The production is significantly stronger than on his debut, most evident here through the manner in which the guitar is presented; providing an anxious, finger picked counterpoint to a more settled piano line on tracks such as Flower and Mood Alabama, and a fuller, more-processed sound reminiscent of Bon Iver’s Towers on The Legend Of Oisín.
The White Boat-Liam O’Reilly is the album’s emotional centre, which finds the strings flitting around a rhythmically unusual and funereal piano line. The violins quickly transition from somber to frantic, only to be overshadowed by an almost vocal and heart-wrenching lead. As is his wont, Mac Con Iomaire gradually builds this into something larger, layering on the instrumentals as the climax builds.
‘And Now The Weather’ is constantly in crescendo, for better or worse.
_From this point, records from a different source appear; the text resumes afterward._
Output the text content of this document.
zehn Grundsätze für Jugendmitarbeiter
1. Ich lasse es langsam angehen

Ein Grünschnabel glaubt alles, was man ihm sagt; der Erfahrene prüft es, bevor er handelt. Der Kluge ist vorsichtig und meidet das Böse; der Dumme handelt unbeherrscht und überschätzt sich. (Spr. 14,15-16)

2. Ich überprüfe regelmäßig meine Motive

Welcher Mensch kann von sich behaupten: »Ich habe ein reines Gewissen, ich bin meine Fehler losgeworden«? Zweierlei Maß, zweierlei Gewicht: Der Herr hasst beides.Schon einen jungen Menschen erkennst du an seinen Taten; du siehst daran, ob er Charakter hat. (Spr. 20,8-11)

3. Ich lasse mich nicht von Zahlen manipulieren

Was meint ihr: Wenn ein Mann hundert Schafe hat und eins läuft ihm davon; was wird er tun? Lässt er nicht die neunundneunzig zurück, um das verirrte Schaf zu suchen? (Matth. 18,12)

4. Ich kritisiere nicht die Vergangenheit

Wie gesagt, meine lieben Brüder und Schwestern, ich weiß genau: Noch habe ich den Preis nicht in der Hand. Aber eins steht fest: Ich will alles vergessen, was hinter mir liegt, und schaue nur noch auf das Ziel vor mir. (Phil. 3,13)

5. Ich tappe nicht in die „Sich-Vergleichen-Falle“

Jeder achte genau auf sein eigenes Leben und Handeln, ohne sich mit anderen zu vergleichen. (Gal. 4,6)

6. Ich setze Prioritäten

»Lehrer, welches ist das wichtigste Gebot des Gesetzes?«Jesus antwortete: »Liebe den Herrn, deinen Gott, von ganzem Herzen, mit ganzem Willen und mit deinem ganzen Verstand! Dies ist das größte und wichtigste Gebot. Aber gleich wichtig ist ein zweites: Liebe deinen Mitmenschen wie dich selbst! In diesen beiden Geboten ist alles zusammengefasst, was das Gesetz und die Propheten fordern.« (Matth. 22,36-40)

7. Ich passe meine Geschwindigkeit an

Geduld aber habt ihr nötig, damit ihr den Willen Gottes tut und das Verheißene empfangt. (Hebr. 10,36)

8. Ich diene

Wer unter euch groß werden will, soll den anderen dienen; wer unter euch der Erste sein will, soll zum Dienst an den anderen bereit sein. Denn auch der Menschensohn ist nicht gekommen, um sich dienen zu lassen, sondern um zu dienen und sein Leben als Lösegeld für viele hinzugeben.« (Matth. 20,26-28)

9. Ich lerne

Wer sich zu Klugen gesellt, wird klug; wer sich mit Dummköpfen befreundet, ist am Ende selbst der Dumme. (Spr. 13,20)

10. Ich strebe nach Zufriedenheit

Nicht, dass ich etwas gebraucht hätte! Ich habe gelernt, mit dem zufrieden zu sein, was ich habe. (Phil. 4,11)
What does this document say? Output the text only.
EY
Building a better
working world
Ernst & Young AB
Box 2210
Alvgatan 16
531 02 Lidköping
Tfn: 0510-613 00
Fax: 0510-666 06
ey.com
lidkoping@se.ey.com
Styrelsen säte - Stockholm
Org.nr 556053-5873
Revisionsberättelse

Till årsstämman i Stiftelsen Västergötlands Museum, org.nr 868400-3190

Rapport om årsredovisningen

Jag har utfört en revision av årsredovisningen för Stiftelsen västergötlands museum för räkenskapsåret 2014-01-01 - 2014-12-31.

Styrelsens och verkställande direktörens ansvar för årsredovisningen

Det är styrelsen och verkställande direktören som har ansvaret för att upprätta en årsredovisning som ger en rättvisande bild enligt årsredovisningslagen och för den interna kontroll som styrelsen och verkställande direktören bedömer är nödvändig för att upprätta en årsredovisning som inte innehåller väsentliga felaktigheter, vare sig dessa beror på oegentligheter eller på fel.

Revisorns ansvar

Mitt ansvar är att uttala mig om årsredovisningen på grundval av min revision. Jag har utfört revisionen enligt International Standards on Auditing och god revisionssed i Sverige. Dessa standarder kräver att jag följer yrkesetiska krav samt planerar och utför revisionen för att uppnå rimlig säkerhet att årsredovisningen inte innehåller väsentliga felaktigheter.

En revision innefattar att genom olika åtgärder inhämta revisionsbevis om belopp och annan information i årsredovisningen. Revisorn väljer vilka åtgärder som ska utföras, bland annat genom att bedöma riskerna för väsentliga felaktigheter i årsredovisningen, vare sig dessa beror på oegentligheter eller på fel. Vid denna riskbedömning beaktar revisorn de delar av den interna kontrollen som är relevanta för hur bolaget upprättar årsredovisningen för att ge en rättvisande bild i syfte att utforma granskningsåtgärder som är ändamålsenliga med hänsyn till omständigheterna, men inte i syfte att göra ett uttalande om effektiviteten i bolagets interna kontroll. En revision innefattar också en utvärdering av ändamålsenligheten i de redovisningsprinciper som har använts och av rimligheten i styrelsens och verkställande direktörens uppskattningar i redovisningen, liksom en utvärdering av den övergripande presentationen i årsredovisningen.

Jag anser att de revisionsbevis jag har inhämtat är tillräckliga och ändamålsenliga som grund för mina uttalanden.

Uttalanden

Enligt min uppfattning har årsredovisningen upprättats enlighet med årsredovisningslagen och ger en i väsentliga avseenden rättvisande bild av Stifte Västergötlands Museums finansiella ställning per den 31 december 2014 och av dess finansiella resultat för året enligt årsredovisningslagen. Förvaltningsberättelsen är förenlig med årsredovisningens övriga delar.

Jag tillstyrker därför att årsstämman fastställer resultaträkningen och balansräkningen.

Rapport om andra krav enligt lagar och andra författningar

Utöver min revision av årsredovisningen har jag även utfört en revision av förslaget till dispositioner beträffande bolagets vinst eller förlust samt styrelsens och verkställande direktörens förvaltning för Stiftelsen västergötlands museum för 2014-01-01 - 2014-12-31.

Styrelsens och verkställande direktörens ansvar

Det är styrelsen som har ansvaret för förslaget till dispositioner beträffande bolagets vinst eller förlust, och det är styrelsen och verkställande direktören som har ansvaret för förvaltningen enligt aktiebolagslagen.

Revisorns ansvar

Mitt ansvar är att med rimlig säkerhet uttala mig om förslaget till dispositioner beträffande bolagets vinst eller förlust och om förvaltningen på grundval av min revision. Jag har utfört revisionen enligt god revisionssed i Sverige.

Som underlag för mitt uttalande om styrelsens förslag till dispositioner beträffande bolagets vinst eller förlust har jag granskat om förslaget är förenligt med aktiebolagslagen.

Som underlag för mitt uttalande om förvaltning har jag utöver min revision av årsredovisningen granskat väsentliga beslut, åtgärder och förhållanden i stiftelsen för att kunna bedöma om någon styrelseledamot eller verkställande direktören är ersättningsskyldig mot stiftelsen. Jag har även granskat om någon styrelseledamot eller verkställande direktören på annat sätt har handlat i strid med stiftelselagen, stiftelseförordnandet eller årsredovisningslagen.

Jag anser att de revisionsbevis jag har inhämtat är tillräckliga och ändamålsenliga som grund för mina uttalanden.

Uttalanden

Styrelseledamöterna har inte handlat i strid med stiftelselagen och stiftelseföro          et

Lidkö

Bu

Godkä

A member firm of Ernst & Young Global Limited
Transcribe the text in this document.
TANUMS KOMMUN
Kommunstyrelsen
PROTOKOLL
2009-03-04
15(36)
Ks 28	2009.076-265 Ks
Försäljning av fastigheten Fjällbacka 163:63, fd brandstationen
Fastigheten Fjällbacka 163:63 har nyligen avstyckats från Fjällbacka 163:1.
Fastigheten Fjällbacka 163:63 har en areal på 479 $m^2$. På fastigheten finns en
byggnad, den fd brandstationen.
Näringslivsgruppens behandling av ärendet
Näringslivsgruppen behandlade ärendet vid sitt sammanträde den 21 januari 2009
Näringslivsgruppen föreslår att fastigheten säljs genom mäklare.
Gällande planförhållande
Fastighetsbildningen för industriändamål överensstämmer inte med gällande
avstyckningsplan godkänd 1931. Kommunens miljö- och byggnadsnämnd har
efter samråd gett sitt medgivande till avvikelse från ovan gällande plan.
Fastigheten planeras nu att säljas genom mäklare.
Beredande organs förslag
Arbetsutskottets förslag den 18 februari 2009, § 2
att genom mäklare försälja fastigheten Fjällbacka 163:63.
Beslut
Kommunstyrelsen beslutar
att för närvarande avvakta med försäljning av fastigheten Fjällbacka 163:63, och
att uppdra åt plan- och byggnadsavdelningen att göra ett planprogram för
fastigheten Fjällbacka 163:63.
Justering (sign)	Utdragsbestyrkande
While it lends to the cinematic nature of the record, it does make it difficult to distinguish one song from the next, and all the more likely to to lose the attention of vocal-craving listeners.
There is no release for the tension that is building up, and at times the record can feel like a mountain without a peak: while the views may be getting better and better, there is no overwhelming satisfaction at having reached the top, merely a continuous sense of journeying onwards.
However, those with patience will be rewarded with resonant and layered songs that seem to distinguish themselves all the more with each listen.